The Japan Aerospace Exploration Agency (JAXA) has teamed up with the national broadcaster NHK on a new project that is literally alien. As part of a mission called Martian Moons Exploration (MMX), the organization plans to equip a space probe with an 8K camera, offering ανθρωπότητα a more detailed picture of Mars (also known as the Red Planet) and its moons than we have seen so far.
The goal of the MMX mission is to clarify the origin of the moons (Phobos and Deimos) and the evolutionary process of the Mars system. All this will be done in orbit around the red planet and observing both moons, before finally landing on Phobos and collecting sand, which will be sent back to Earth.
The built-in 8K and 4k cameras will capture all the details in high resolution photos. But the question remains: how?

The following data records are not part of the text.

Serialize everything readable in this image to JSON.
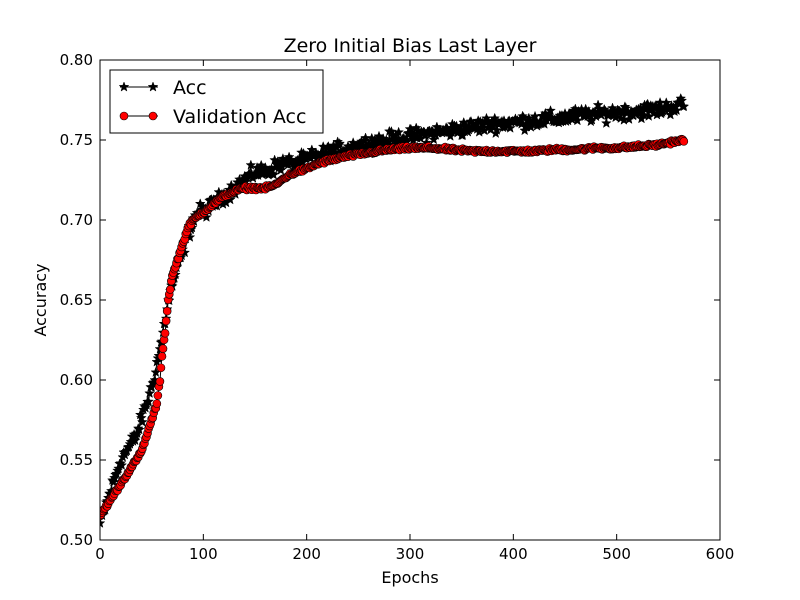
{
  "chart_data": {
    "type": "line",
    "title": "Zero Initial Bias Last Layer",
    "xlabel": "Epochs",
    "ylabel": "Accuracy",
    "xlim": [
      0,
      600
    ],
    "ylim": [
      0.5,
      0.8
    ],
    "xticks": [
      "0",
      "100",
      "200",
      "300",
      "400",
      "500",
      "600"
    ],
    "yticks": [
      "0.50",
      "0.55",
      "0.60",
      "0.65",
      "0.70",
      "0.75",
      "0.80"
    ],
    "grid": false,
    "legend": "top-left",
    "series": [
      {
        "name": "Acc",
        "color": "#000000",
        "marker": "star",
        "anchors": [
          [
            0,
            0.51
          ],
          [
            5,
            0.52
          ],
          [
            10,
            0.53
          ],
          [
            15,
            0.54
          ],
          [
            20,
            0.55
          ],
          [
            25,
            0.555
          ],
          [
            30,
            0.56
          ],
          [
            35,
            0.565
          ],
          [
            40,
            0.575
          ],
          [
            45,
            0.585
          ],
          [
            50,
            0.595
          ],
          [
            55,
            0.61
          ],
          [
            60,
            0.625
          ],
          [
            65,
            0.645
          ],
          [
            70,
            0.66
          ],
          [
            75,
            0.67
          ],
          [
            80,
            0.68
          ],
          [
            85,
            0.69
          ],
          [
            90,
            0.7
          ],
          [
            95,
            0.705
          ],
          [
            100,
            0.705
          ],
          [
            110,
            0.71
          ],
          [
            120,
            0.715
          ],
          [
            130,
            0.72
          ],
          [
            140,
            0.725
          ],
          [
            150,
            0.73
          ],
          [
            160,
            0.73
          ],
          [
            175,
            0.735
          ],
          [
            190,
            0.735
          ],
          [
            200,
            0.738
          ],
          [
            220,
            0.742
          ],
          [
            240,
            0.745
          ],
          [
            260,
            0.748
          ],
          [
            280,
            0.75
          ],
          [
            300,
            0.752
          ],
          [
            320,
            0.754
          ],
          [
            340,
            0.756
          ],
          [
            360,
            0.758
          ],
          [
            380,
            0.76
          ],
          [
            400,
            0.761
          ],
          [
            420,
            0.762
          ],
          [
            440,
            0.763
          ],
          [
            460,
            0.765
          ],
          [
            480,
            0.766
          ],
          [
            500,
            0.767
          ],
          [
            520,
            0.768
          ],
          [
            540,
            0.769
          ],
          [
            565,
            0.772
          ]
        ],
        "noise": 0.007
      },
      {
        "name": "Validation Acc",
        "color": "#ff0000",
        "marker": "circle",
        "anchors": [
          [
            0,
            0.515
          ],
          [
            5,
            0.52
          ],
          [
            10,
            0.525
          ],
          [
            15,
            0.53
          ],
          [
            20,
            0.535
          ],
          [
            25,
            0.54
          ],
          [
            30,
            0.545
          ],
          [
            35,
            0.55
          ],
          [
            40,
            0.555
          ],
          [
            45,
            0.565
          ],
          [
            50,
            0.575
          ],
          [
            55,
            0.585
          ],
          [
            58,
            0.6
          ],
          [
            60,
            0.615
          ],
          [
            63,
            0.63
          ],
          [
            66,
            0.65
          ],
          [
            70,
            0.665
          ],
          [
            75,
            0.675
          ],
          [
            80,
            0.685
          ],
          [
            85,
            0.695
          ],
          [
            90,
            0.7
          ],
          [
            100,
            0.705
          ],
          [
            110,
            0.71
          ],
          [
            120,
            0.715
          ],
          [
            130,
            0.718
          ],
          [
            140,
            0.72
          ],
          [
            150,
            0.72
          ],
          [
            160,
            0.72
          ],
          [
            170,
            0.722
          ],
          [
            180,
            0.727
          ],
          [
            190,
            0.73
          ],
          [
            200,
            0.732
          ],
          [
            210,
            0.735
          ],
          [
            220,
            0.737
          ],
          [
            240,
            0.74
          ],
          [
            260,
            0.742
          ],
          [
            280,
            0.744
          ],
          [
            300,
            0.745
          ],
          [
            320,
            0.745
          ],
          [
            340,
            0.744
          ],
          [
            360,
            0.743
          ],
          [
            380,
            0.743
          ],
          [
            400,
            0.743
          ],
          [
            420,
            0.743
          ],
          [
            440,
            0.744
          ],
          [
            460,
            0.744
          ],
          [
            480,
            0.745
          ],
          [
            500,
            0.745
          ],
          [
            520,
            0.746
          ],
          [
            540,
            0.747
          ],
          [
            555,
            0.749
          ],
          [
            565,
            0.75
          ]
        ],
        "noise": 0.0015
      }
    ]
  }
}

While equipping a spacecraft with an 8K camera is no big deal, no one has done it yet because archives they are just too big. The distance between Earth and Mars ranges from at least 33,9 million miles to 250 million miles - from this distance, sending a few megabytes is a technological marvel.
During the mission, the probe will send only a few images, which will be used mainly to orient the spacecraft. Then, after the collection is completed photos and sand from Phobos, the full resolution videos will be sent back to Earth in a specialized "return capsule".
Unfortunately, this does not mean that we will not see 8K images of Mars or its moons any time soon. Not only will the mission itself not begin before 2024 - reaching the red planet in 2025 - but it will take four years for the capsule to return to Earth.
According to overview of the above shipping, published by Parabolic Arc, the capsule will leave Mars in 2028 and will eventually reach Earth around September 2029, meaning we will see this material in about ten years.